Insomma era assai vivo nel popolo cristiano l’anelito e insieme l’attesa di un rinnovamento, l’attesa di una fine che sarebbe stata l’inizio e l’avvento del Regno di Dio. Il giubileo del 1300 ebbe origine in questa atmosfera di aspirazioni idealistiche, in questo terreno arato da sussulti spirituali e da fervorosi desideri di ottenere all’inizio del nuovo secolo un generale perdono.
L’eco di tutto ciò giunge fino a noi in un elemento comune nei testi dell’epoca, che ci parlano di questo primo giubileo: il centenario della nascita di Cristo. Si guarda all’anno centenario come ad avvenimento decisivo nella vicenda umana: l’anniversario centenario della nascita di Cristo viene entusiasticamente percepito come un tempo che si distingue dagli altri tempi, come un tempo speciale di grazia.

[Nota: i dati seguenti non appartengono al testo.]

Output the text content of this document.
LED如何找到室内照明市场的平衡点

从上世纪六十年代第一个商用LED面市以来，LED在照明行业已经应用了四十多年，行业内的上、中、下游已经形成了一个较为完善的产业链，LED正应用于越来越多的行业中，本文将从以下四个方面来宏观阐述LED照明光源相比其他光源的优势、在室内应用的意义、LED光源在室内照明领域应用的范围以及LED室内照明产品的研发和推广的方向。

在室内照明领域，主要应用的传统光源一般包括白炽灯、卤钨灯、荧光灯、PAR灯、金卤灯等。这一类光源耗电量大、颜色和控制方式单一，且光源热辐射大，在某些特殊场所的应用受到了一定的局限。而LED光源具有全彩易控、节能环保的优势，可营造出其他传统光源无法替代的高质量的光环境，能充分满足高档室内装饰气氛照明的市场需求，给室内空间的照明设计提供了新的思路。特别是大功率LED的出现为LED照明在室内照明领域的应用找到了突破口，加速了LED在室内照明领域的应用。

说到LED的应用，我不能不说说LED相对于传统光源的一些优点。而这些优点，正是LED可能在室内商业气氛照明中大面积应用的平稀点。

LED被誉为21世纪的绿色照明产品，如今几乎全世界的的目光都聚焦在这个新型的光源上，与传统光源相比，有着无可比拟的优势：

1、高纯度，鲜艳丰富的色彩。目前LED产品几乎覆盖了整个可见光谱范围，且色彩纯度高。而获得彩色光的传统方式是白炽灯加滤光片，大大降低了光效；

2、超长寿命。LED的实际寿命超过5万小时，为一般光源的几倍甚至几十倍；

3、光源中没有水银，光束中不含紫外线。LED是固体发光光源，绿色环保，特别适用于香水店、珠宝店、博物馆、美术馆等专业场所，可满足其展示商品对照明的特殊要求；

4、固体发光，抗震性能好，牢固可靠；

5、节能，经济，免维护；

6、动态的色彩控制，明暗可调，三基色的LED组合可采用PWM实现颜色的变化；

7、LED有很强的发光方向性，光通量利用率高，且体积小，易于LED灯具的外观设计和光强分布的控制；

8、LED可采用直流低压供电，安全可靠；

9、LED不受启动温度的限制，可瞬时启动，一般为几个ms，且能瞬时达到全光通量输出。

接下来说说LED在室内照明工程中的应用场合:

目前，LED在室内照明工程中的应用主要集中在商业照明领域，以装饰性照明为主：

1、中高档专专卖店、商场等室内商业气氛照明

Dal momento che questi elementi ritornano nelle testimonianze dell’epoca, dobbiamo con facile deduzione supporre che questi fossero anche i temi ricorrenti con i quali i predicatori scaldavano i cuori di fedeli già polarizzati verso il centenario della nascita di Cristo.
Era insomma convinzione ormai radicata che nel fluire del tempo vi sono non solo giorni, ma anche anni che, per il particolare carico di significato che li caratterizza, sono occasioni di grazie più copiose e straordinarie.
don Claudio Centa
(1 – continua)
NELLA FOTO: Roma, San Giovanni in Laterano – Giotto, Bonifacio VIII indice il giubileo del 1300, c. 1300, porzione di affresco. Quello che oggi possiamo ammirare faceva parte di un affresco molto più esteso, con il quale Giotto celebra il primo anno santo della storia. Abbiamo testimonianza dell’intero affresco da un disegno che lo riproduce fedelmente ed è conservato nella Biblioteca Ambrosiana di Milano.